② 제1항의 승낙은 당 사이트가 제공하는 과학기술정보검색, 맞춤정보, 서지정보 등 다른 서비스의 이용승낙을
포함합니다.
제 6 조 (회원가입)
서비스를 이용하고자 하는 고객은 당 사이트에서 정한 회원가입양식에 개인정보를 기재하여 가입을 하여야 합니다.
제 7 조 (개인정보의 보호 및 사용)
당 사이트는 관계법령이 정하는 바에 따라 회원 등록정보를 포함한 회원의 개인정보를 보호하기 위해 노력합니다. 회원 개인정보의 보호 및 사용에 대해서는 관련법령 및 당 사이트의 개인정보 보호정책이 적용됩니다.
제 8 조 (이용 신청의 승낙과 제한)
① 당 사이트는 제6조의 규정에 의한 이용신청고객에 대하여 서비스 이용을 승낙합니다.

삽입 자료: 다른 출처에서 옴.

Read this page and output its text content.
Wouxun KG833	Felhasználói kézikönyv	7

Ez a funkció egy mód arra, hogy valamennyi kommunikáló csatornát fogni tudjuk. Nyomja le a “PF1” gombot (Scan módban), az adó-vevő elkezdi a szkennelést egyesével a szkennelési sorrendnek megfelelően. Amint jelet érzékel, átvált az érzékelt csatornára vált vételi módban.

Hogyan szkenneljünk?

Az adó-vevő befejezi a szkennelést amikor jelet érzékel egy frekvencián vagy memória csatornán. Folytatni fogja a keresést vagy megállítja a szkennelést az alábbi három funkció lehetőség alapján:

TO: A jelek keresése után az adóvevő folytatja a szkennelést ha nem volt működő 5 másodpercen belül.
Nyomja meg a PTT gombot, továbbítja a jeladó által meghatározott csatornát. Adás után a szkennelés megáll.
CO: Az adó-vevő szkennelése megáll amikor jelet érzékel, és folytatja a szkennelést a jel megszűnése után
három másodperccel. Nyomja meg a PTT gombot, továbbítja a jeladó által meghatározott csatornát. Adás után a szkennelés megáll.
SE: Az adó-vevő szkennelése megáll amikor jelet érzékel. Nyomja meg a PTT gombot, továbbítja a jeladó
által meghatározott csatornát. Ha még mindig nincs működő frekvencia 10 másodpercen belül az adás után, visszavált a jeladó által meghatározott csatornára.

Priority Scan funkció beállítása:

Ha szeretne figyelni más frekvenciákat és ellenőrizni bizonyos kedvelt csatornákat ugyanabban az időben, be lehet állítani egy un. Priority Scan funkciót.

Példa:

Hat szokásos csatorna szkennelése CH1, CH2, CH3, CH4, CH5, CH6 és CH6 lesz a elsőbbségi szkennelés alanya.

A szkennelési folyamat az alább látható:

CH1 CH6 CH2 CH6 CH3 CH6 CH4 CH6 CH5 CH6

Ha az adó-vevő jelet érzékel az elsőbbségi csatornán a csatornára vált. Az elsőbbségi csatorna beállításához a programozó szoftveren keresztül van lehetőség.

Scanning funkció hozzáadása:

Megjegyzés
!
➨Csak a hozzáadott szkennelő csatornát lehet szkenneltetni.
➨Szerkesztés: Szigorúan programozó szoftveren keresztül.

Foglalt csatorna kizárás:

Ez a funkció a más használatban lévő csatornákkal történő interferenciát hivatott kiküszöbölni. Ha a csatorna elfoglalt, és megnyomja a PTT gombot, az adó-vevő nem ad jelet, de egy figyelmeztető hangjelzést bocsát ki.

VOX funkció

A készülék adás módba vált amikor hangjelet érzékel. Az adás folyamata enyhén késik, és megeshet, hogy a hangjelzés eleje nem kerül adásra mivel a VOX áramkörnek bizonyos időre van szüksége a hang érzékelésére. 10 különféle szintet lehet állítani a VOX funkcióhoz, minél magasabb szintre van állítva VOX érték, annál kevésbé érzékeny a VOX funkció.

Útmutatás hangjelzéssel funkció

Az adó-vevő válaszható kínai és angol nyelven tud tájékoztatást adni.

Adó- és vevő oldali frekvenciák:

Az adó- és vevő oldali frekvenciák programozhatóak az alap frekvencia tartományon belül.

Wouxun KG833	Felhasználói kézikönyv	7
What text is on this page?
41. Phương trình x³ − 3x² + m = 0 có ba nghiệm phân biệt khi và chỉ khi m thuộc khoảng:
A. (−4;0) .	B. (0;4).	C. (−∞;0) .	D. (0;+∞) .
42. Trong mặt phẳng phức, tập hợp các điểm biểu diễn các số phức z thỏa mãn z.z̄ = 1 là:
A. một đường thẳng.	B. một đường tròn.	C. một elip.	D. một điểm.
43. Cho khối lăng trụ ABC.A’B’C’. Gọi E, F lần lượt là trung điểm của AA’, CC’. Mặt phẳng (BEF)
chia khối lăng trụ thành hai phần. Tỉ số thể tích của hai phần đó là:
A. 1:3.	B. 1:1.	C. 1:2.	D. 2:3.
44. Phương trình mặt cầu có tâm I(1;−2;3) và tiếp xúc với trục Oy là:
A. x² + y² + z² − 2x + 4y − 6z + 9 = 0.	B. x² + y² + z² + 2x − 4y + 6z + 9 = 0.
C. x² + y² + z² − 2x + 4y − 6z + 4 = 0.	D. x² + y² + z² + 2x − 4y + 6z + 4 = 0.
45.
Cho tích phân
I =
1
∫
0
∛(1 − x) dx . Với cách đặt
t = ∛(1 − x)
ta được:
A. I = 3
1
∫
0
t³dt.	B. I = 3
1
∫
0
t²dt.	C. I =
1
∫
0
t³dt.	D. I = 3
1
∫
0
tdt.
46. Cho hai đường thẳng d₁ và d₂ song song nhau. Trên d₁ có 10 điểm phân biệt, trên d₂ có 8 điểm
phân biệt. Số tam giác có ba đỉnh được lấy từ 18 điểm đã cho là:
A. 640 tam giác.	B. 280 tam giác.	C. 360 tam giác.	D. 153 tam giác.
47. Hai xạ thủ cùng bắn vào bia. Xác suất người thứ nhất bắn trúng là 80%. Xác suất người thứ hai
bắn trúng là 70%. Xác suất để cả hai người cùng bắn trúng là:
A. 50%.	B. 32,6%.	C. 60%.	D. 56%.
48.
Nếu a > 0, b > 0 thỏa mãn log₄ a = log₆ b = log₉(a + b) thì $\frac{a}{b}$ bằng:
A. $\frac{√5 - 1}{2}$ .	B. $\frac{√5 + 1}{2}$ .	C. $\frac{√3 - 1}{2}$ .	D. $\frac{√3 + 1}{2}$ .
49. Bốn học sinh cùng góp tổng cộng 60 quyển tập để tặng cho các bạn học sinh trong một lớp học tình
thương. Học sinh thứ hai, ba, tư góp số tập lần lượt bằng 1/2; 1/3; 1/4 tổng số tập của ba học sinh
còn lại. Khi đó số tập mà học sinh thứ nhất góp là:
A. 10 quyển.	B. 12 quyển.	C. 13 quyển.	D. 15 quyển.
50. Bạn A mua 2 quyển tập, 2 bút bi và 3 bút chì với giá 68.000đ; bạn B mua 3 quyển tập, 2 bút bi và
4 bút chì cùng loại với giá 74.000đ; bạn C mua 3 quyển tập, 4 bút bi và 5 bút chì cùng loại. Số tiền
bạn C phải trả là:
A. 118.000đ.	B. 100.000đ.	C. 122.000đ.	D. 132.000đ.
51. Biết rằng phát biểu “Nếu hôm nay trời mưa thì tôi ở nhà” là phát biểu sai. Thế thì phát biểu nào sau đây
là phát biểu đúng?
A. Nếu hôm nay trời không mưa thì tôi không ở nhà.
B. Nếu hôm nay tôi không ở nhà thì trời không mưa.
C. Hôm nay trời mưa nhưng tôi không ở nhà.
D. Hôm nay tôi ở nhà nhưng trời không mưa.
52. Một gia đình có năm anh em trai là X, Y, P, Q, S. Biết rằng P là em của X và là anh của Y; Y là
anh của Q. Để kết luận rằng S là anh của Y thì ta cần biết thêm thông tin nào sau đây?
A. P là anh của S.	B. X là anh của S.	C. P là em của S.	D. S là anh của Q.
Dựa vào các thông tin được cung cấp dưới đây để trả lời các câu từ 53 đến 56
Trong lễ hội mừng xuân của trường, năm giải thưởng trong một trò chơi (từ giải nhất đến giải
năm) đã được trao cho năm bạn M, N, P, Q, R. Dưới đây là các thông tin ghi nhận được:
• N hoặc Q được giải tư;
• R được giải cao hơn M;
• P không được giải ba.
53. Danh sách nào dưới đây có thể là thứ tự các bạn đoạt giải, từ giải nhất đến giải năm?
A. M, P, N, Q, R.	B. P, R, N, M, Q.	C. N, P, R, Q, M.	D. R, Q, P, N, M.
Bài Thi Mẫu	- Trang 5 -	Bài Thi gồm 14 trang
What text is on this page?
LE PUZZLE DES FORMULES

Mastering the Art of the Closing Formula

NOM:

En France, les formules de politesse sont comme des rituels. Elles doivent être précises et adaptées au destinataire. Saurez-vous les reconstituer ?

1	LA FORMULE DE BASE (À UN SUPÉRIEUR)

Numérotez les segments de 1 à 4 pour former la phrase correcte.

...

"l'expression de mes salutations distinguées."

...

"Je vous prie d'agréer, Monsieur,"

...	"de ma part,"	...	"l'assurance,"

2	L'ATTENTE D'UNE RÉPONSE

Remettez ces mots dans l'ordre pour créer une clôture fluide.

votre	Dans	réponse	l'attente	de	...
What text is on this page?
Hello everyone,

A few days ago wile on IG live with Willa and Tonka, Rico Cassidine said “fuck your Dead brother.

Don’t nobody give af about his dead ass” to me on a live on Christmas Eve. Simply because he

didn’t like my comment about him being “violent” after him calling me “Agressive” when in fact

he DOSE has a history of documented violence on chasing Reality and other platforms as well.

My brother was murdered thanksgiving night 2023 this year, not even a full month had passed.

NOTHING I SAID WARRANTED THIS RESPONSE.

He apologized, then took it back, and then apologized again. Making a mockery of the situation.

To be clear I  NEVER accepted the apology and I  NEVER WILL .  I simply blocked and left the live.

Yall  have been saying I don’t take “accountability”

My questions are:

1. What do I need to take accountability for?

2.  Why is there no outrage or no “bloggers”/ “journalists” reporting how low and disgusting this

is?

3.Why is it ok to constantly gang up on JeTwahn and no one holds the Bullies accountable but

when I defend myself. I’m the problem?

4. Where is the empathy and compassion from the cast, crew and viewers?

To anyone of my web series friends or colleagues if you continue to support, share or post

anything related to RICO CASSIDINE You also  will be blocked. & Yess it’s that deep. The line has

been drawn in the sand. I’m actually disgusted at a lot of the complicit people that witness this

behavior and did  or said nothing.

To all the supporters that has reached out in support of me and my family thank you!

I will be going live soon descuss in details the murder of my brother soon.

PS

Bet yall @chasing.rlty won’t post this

② 당 사이트는 아래사항에 해당하는 경우에 대해서 승낙하지 아니 합니다.
- 이용계약 신청서의 내용을 허위로 기재한 경우
- 기타 규정한 제반사항을 위반하며 신청하는 경우
제 9 조 (회원 ID 부여 및 변경 등)
① 당 사이트는 이용고객에 대하여 약관에 정하는 바에 따라 자신이 선정한 회원 ID를 부여합니다.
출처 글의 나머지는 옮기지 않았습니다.